We try to put into legislation factual information which children need to receive. In this debate, we have spoken a lot about the importance of the careers education service being the outside body which does not have a vested interest in children taking any one pathway and in giving them information. I support that wholeheartedly. That is the importance of the Careers Service. I am supportive of some of these amendments, although not all of them are in great detail other than the one to which I have put my name. I worry that they are not sufficient.

There are two parts to the process of what ends up with the child; namely, the young person who receives the information and the young person who makes a decision. Receiving information is not the same as making a decision. On sex education, obesity, health and safety or whatever it may be, you can hear members of the public say, “Haven’t they been told about that at school?”. Of course children have been told, but they have not absorbed it and it has not led them to make the decision we would wish them to make.

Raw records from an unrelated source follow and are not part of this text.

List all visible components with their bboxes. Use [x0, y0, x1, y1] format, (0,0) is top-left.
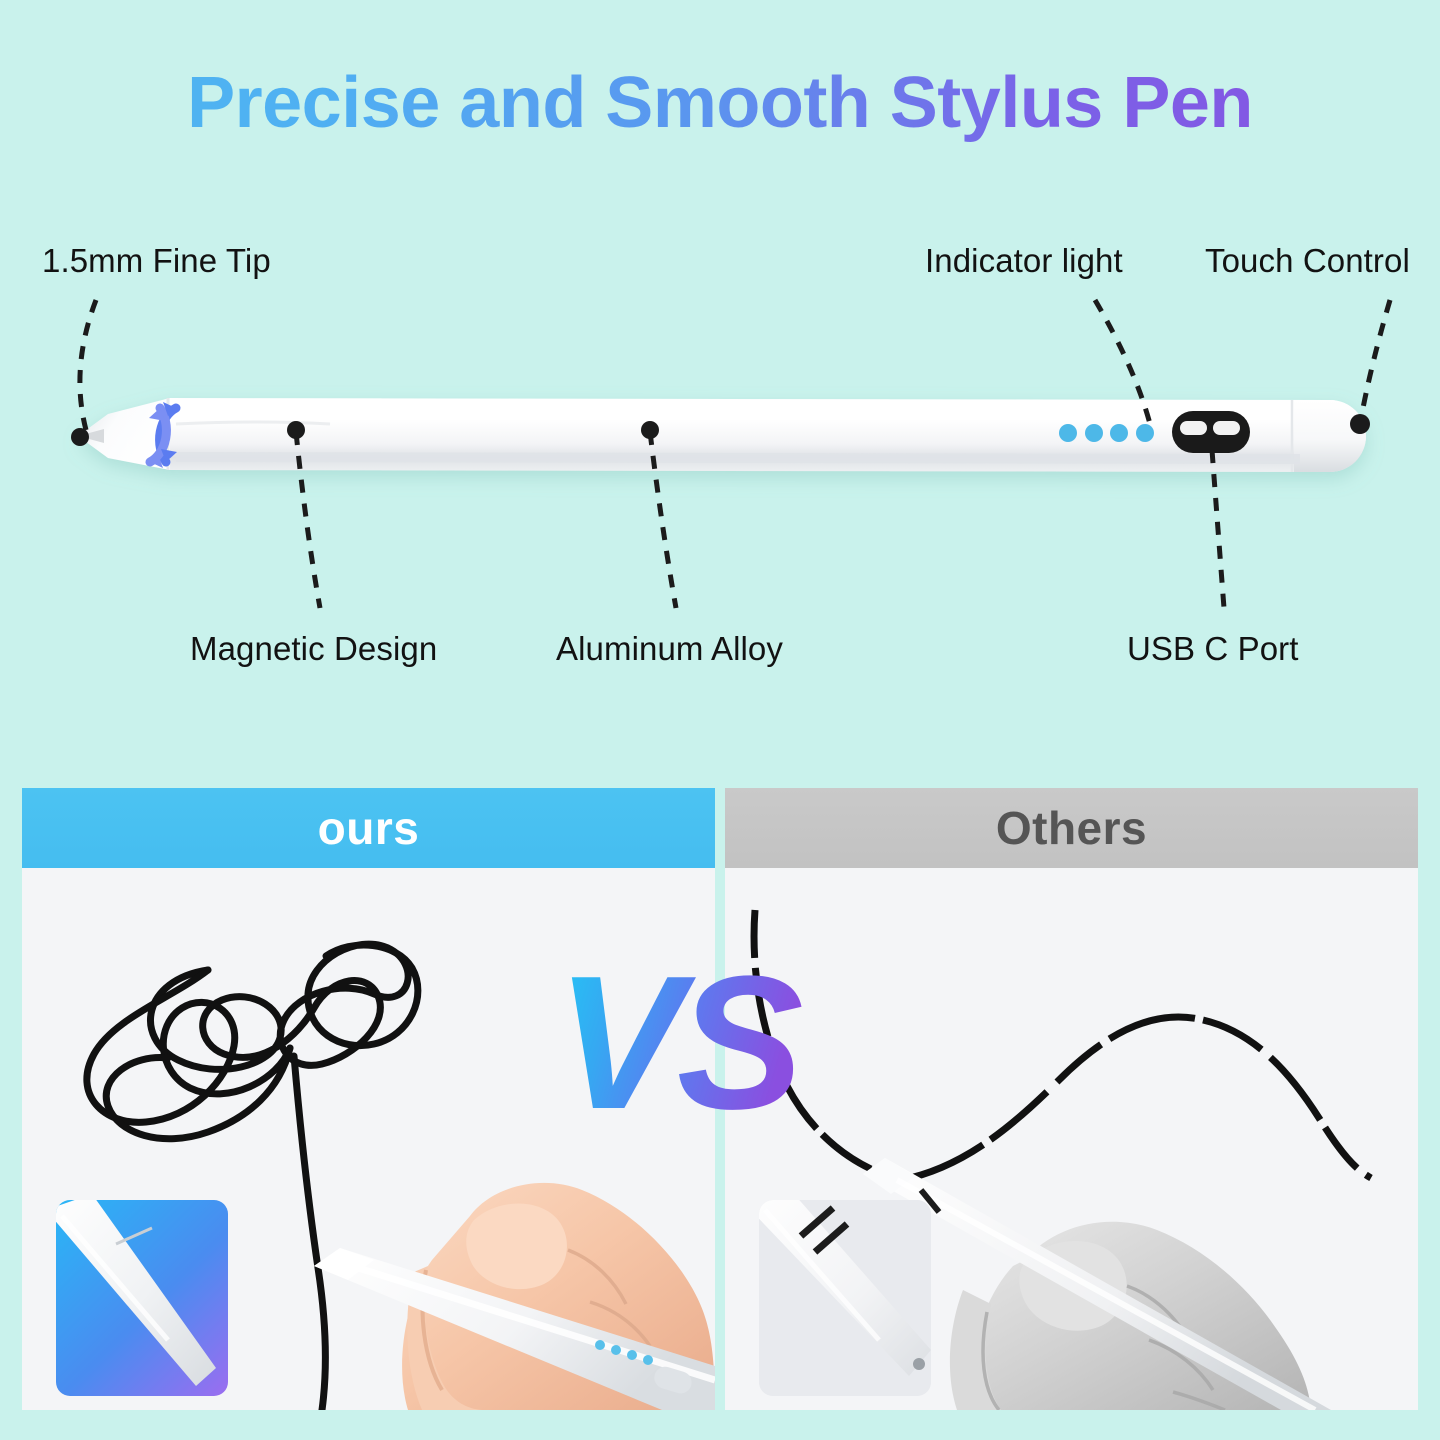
leader-aluminum	[650, 432, 676, 608]
leader-dot-markers	[71, 414, 1370, 446]
leader-indicator	[1095, 300, 1150, 424]
inset-thick-tip-closeup	[759, 1200, 931, 1396]
panel-header-others: Others	[725, 788, 1418, 868]
panel-body-ours	[22, 868, 715, 1410]
panel-body-others	[725, 868, 1418, 1410]
comparison-panel-others: Others	[725, 788, 1418, 1410]
leader-magnetic	[296, 432, 320, 608]
hero-product-section: 1.5mm Fine Tip Indicator light Touch Con…	[0, 0, 1440, 760]
leader-usbc	[1212, 450, 1224, 608]
callout-label-magnetic-design: Magnetic Design	[190, 630, 437, 668]
callout-label-fine-tip: 1.5mm Fine Tip	[42, 242, 271, 280]
callout-label-indicator-light: Indicator light	[925, 242, 1123, 280]
inset-fine-tip-closeup	[56, 1200, 228, 1396]
callout-label-touch-control: Touch Control	[1205, 242, 1410, 280]
leader-fine-tip	[80, 300, 96, 430]
callout-label-usb-c-port: USB C Port	[1127, 630, 1299, 668]
leader-touch-control	[1360, 300, 1390, 424]
inset-thumbnail-others	[759, 1200, 931, 1396]
inset-thumbnail-ours	[56, 1200, 228, 1396]
comparison-section: ours	[0, 788, 1440, 1418]
callout-label-aluminum-alloy: Aluminum Alloy	[556, 630, 783, 668]
comparison-panel-ours: ours	[22, 788, 715, 1410]
panel-header-ours: ours	[22, 788, 715, 868]
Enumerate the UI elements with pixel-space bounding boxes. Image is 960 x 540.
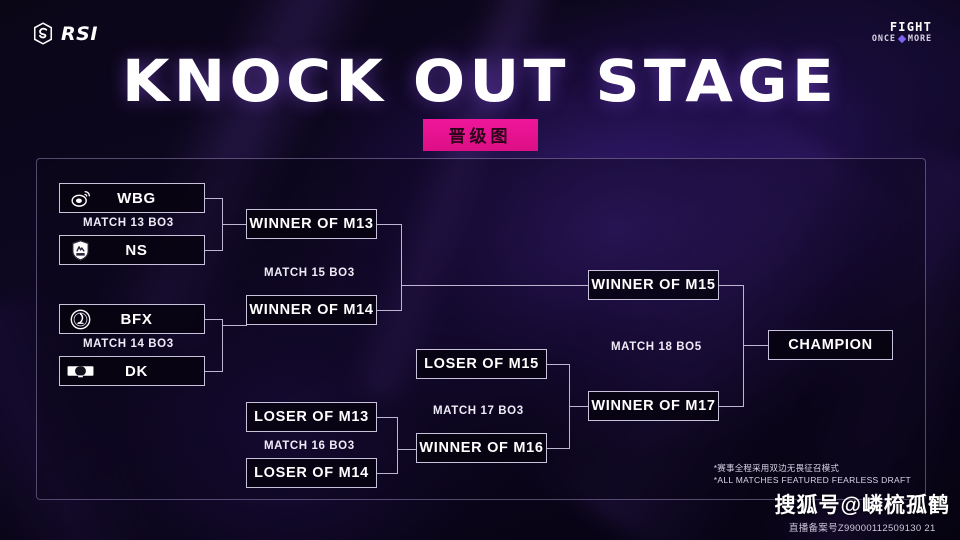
team-box-dk[interactable]: DK: [59, 356, 205, 386]
node-label: LOSER OF M15: [424, 356, 539, 372]
node-loser-of-m15[interactable]: LOSER OF M15: [416, 349, 547, 379]
connector-line: [205, 371, 222, 372]
footnote-block: *赛事全程采用双边无畏征召模式 *ALL MATCHES FEATURED FE…: [714, 462, 911, 488]
connector-line: [377, 473, 397, 474]
connector-line: [401, 224, 402, 311]
connector-line: [401, 285, 589, 286]
connector-line: [377, 224, 401, 225]
node-label: CHAMPION: [788, 337, 873, 353]
team-name: DK: [95, 363, 204, 380]
connector-line: [397, 449, 417, 450]
node-label: WINNER OF M16: [419, 440, 543, 456]
brand-name: RSI: [61, 23, 98, 45]
node-winner-of-m15[interactable]: WINNER OF M15: [588, 270, 719, 300]
connector-line: [719, 406, 743, 407]
node-winner-of-m14[interactable]: WINNER OF M14: [246, 295, 377, 325]
subtitle-banner: 晋级图: [423, 119, 538, 151]
node-champion[interactable]: CHAMPION: [768, 330, 893, 360]
connector-line: [547, 448, 569, 449]
brand-lockup: RSI: [32, 22, 98, 45]
once-label: ONCE: [872, 34, 896, 44]
knockout-stage-graphic: RSI FIGHT ONCE MORE KNOCK OUT STAGE 晋级图 …: [0, 0, 960, 540]
footnote-english: *ALL MATCHES FEATURED FEARLESS DRAFT: [714, 474, 911, 487]
footnote-chinese: *赛事全程采用双边无畏征召模式: [714, 462, 911, 475]
match-label-m17: MATCH 17 BO3: [433, 405, 524, 417]
connector-line: [397, 417, 398, 474]
nongshim-shield-logo-icon: [65, 239, 95, 261]
team-box-ns[interactable]: NS: [59, 235, 205, 265]
connector-line: [719, 285, 743, 286]
connector-line: [547, 364, 569, 365]
dplus-kia-logo-icon: [65, 360, 95, 382]
title-block: KNOCK OUT STAGE 晋级图: [0, 52, 960, 151]
node-label: WINNER OF M17: [591, 398, 715, 414]
connector-line: [743, 285, 744, 407]
rsi-spiral-hex-logo-icon: [32, 22, 54, 45]
node-loser-of-m13[interactable]: LOSER OF M13: [246, 402, 377, 432]
connector-line: [205, 198, 222, 199]
connector-line: [222, 319, 223, 372]
team-name: BFX: [95, 311, 204, 328]
team-name: WBG: [95, 190, 204, 207]
connector-line: [377, 310, 401, 311]
team-name: NS: [95, 242, 204, 259]
fight-once-more-lockup: FIGHT ONCE MORE: [872, 20, 932, 44]
match-label-m16: MATCH 16 BO3: [264, 440, 355, 452]
weibo-gaming-logo-icon: [65, 187, 95, 209]
bracket-panel: WBG NS BFX: [36, 158, 926, 500]
match-label-m14: MATCH 14 BO3: [83, 338, 174, 350]
fight-label: FIGHT: [872, 20, 932, 34]
connector-line: [222, 325, 247, 326]
node-winner-of-m16[interactable]: WINNER OF M16: [416, 433, 547, 463]
node-label: WINNER OF M15: [591, 277, 715, 293]
once-more-label: ONCE MORE: [872, 34, 932, 44]
diamond-icon: [898, 35, 906, 43]
connector-line: [377, 417, 397, 418]
watermark-block: 搜狐号@嶙梳孤鹤 直播备案号Z99000112509130 21: [775, 489, 950, 534]
page-title: KNOCK OUT STAGE: [0, 52, 960, 110]
node-label: WINNER OF M13: [249, 216, 373, 232]
node-winner-of-m17[interactable]: WINNER OF M17: [588, 391, 719, 421]
node-winner-of-m13[interactable]: WINNER OF M13: [246, 209, 377, 239]
node-label: WINNER OF M14: [249, 302, 373, 318]
connector-line: [569, 406, 589, 407]
connector-line: [205, 319, 222, 320]
team-box-bfx[interactable]: BFX: [59, 304, 205, 334]
node-label: LOSER OF M13: [254, 409, 369, 425]
connector-line: [205, 250, 222, 251]
match-label-m13: MATCH 13 BO3: [83, 217, 174, 229]
node-loser-of-m14[interactable]: LOSER OF M14: [246, 458, 377, 488]
connector-line: [743, 345, 769, 346]
match-label-m15: MATCH 15 BO3: [264, 267, 355, 279]
match-label-m18: MATCH 18 BO5: [611, 341, 702, 353]
node-label: LOSER OF M14: [254, 465, 369, 481]
team-box-wbg[interactable]: WBG: [59, 183, 205, 213]
more-label: MORE: [908, 34, 932, 44]
watermark-license: 直播备案号Z99000112509130 21: [775, 520, 950, 534]
bfx-circle-logo-icon: [65, 308, 95, 330]
connector-line: [222, 224, 247, 225]
watermark-account: 搜狐号@嶙梳孤鹤: [775, 489, 950, 519]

On the whole of this agenda, including children and young people making decisions about their future, I would like some acknowledgement that, as important as these amendments are, children and young people have a right to impartial information. The real thing that we do not do effectively is enable them to make a decision. The Careers Service essentially is one careers officer going into a school now and again to give information and then often leaving the school. Other people are left with the children and young people while they make their decisions. Schools have a vested interest in making them stay on, although we should not give inaccurate pictures of the behaviour of teachers. Most head teachers act in the interests of young people. There are parents who do not know about apprenticeships or other options and some of them do not have aspirations for their children.